Sonny ließ sich aufs Bett zurückfallen. Er schlug mit der Faust über seinem Kopf in die Luft, als wäre dort Toms Gesicht. Was würde sein Vater wohl sagen, wenn er wüsste, dass sein geliebter Tom mit einer irischen Hure vögelt? Das hätte Sonny nur zu gerne gewusst. Hatte Tom sich doch tatsächlich mit Luca Brasis Puppe eingelassen! Wenn das nur mal keinen Ärger gab. Sonny musste grinsen, und schon war seine Wut verflogen. Pa stellte Tom immer als Vorbild hin – Tom tut dies, Tom tut das. Trotzdem bestand nie der geringste Zweifel daran, wem Vito Corleones Liebe und Loyalität galten. Sonny war sein ältester Sohn. Mehr musste ein Italiener nicht wissen.
Sonny war sowieso nie lange wütend auf Tom. In seinem Herzen würde Tom immer der kleine Junge bleiben, der auf einem Stuhl mit nur drei Beinen gesessen hatte, auf der Straße vor dem Haus, in dem er gewohnt hatte, zwischen den ganzen Möbeln, die der Vermieter hinausgeworfen hatte. Toms Mutter war ein Jahr zuvor am Suff gestorben, dann war vor ein paar Wochen sein Vater verschwunden. Bald darauf kamen die katholischen Wohlfahrtsorganisationen, um ihn und seine Schwester abzuholen, aber Tom hatte sich davongemacht, bevor sie ihn kriegen konnten. Wochenlang schlug er sich bei den Zügen herum, schlief in den Güterwaggons und bekam von den Bahnbullen den Hintern versohlt, wenn sie ihn erwischten. Die Leute in der Gegend wussten das und beruhigten sich damit, dass sein Vater schon wieder auftauchen würde, wenn er genug gesoffen hatte, aber Toms Vater tauchte nicht wieder auf, und eines schönen Morgens räumte der Vermieter die Wohnung aus und schmiss alle Möbel auf die Straße. Am Nachmittag war alles fort, bis auf einen dreibeinigen Stuhl und irgendwelchen nutzlosen Kram. Als das alles passierte, war Sonny elf Jahre alt. Tom war ein Jahr älter als Sonny, aber er bestand nur aus Haut und Knochen, und wer ihn sah, hielt ihn meist für zehn. Sonny dagegen wirkte eher wie vierzehn.
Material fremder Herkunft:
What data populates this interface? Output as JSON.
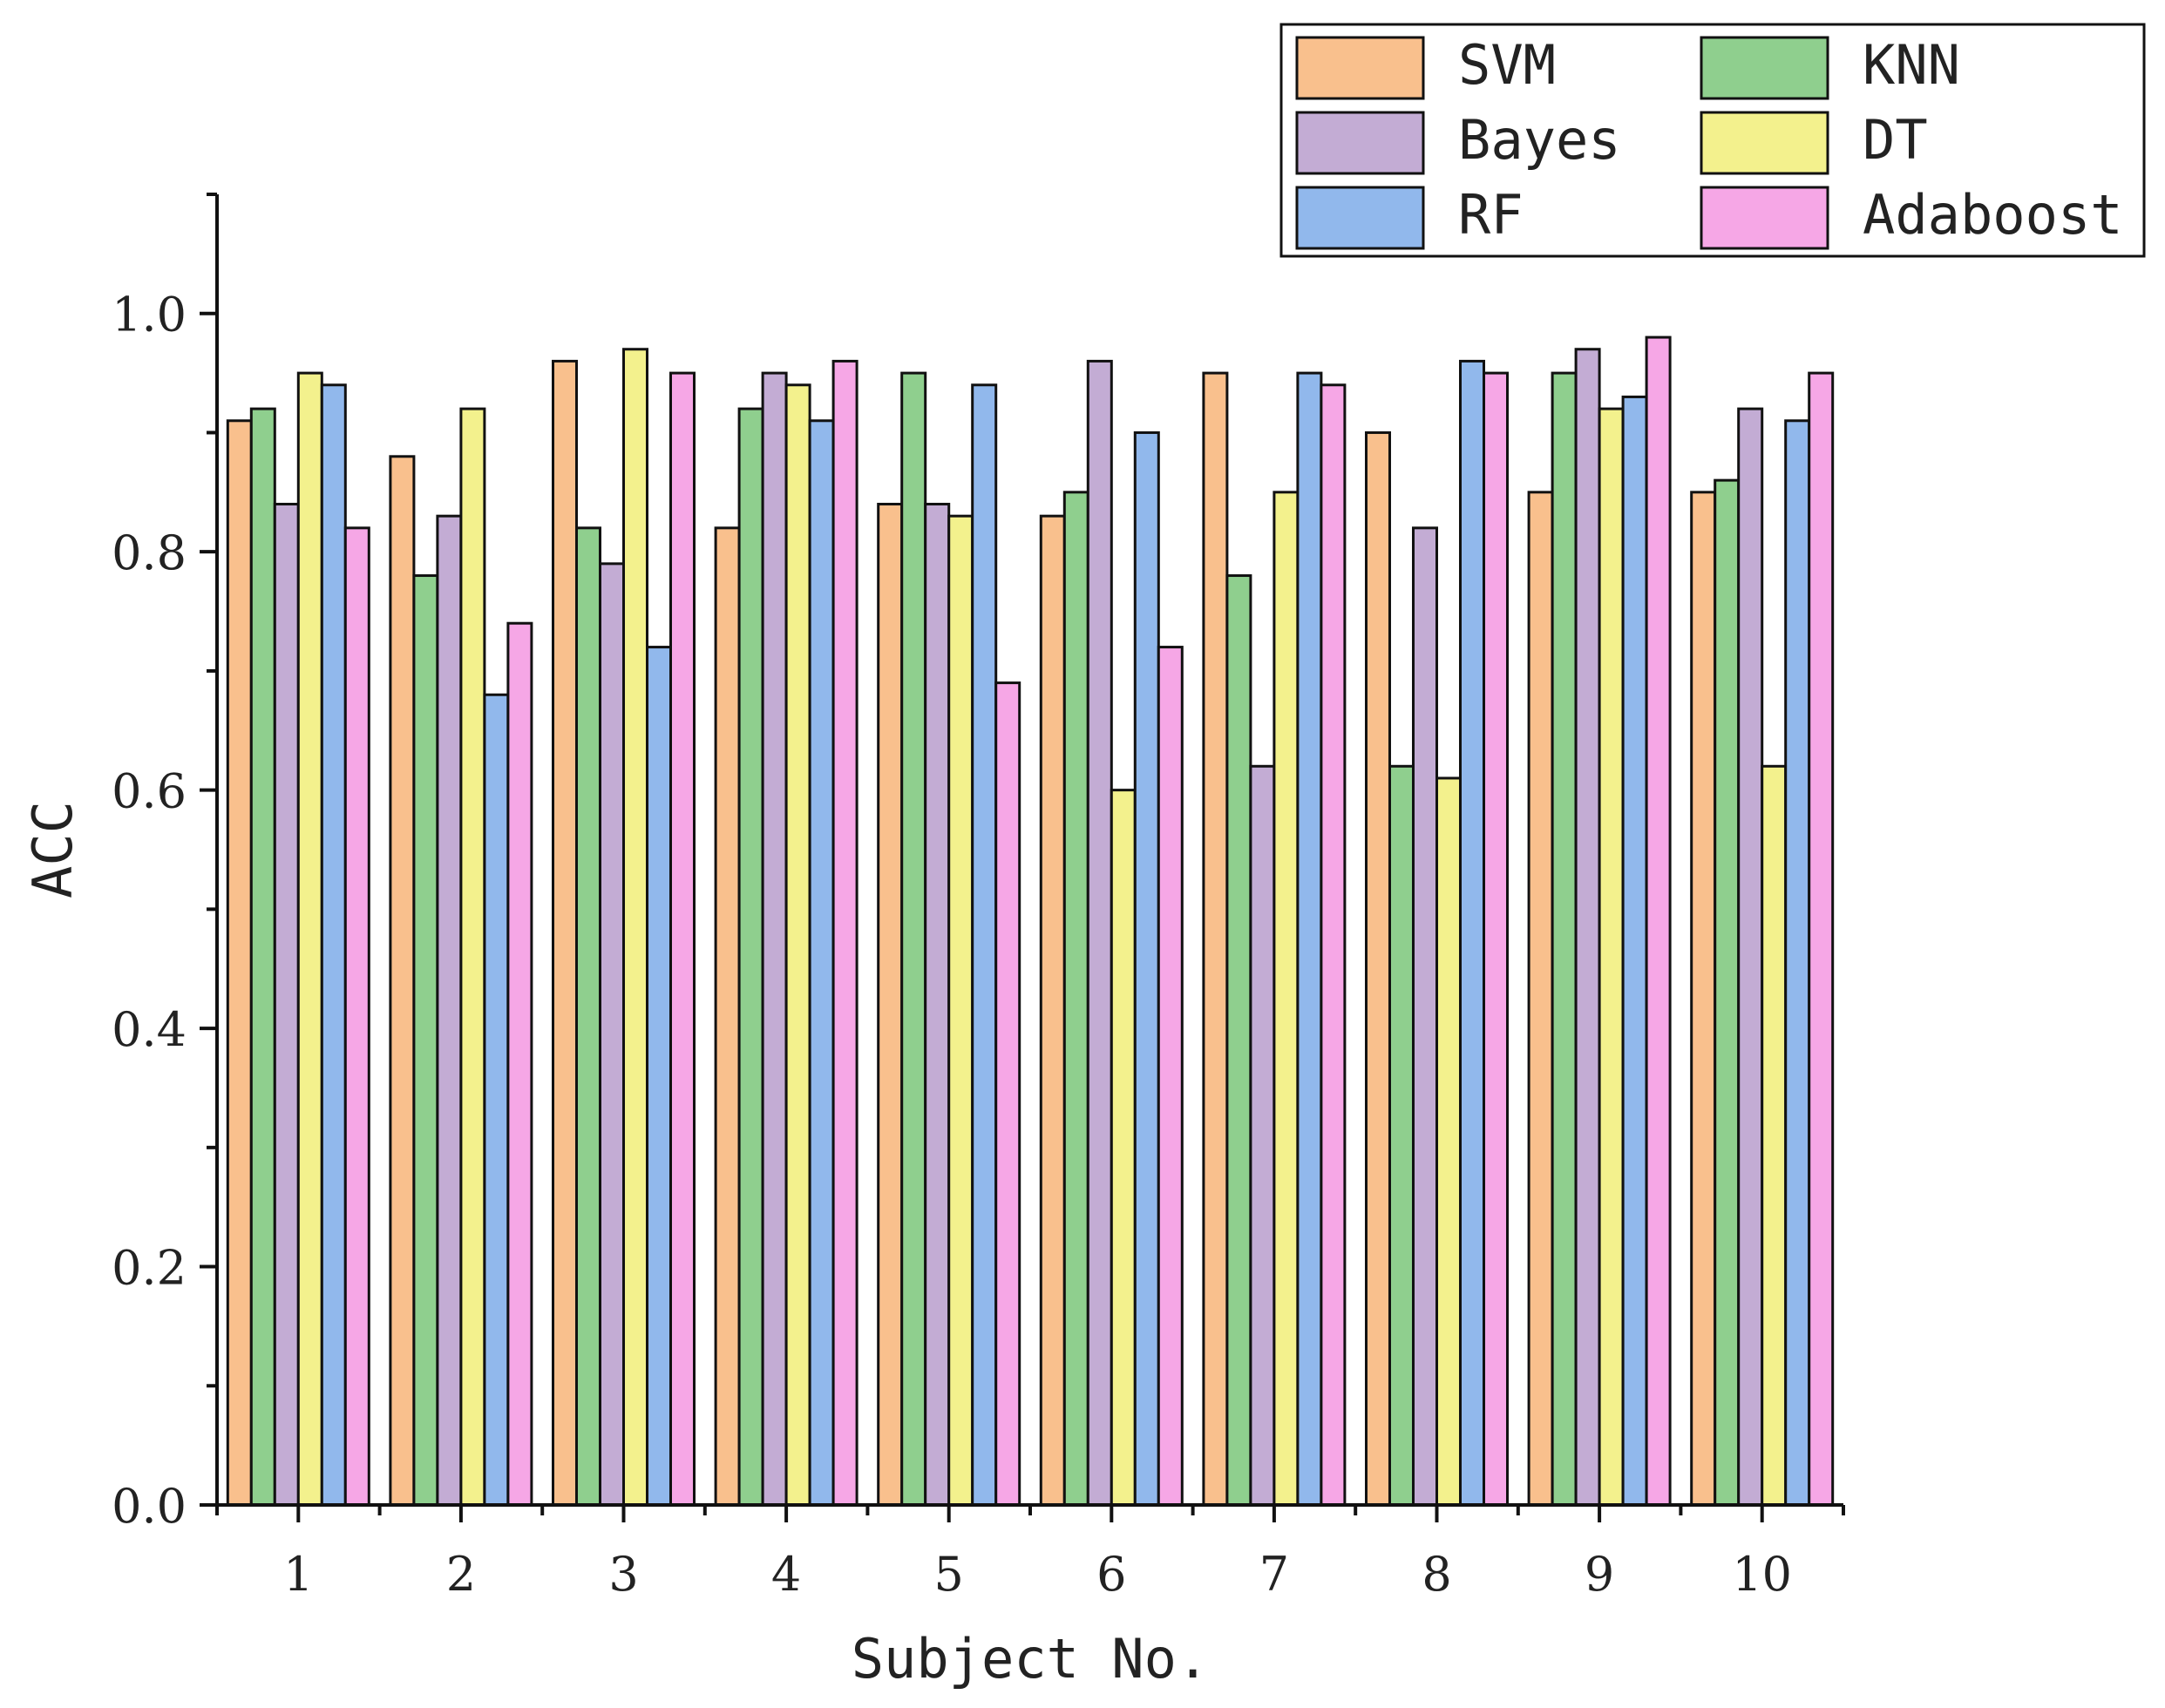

An jenem Nachmittag war Michael ihm nachgelaufen. Damals war er sieben oder acht gewesen, und sie hatten bei Nina’s an der Ecke Lebensmittel eingekauft. Michael entdeckte Tom zuerst und zupfte an der Hose seines Bruders. »Sonny«, sagte er. »Schau mal.« Sonny wandte sich um und sah einen Jungen mit einem Sack über dem Kopf, der auf einem dreibeinigen Stuhl saß. Johnny Fontane und Nino Valenti, zwei ältere Jungs aus der Gegend, hockten ein paar Häuser weiter auf einer Treppe und rauchten Zigaretten. Sonny überquerte die Straße, und Michael zupfte ihn am Hemd. »Wer ist das?«, fragte er. »Warum hat er einen Sack über dem Kopf?« Sonny wusste, dass das Tom Hagen war, sagte aber nichts. Er blieb vor Johnny und Nino stehen und fragte, was los sei.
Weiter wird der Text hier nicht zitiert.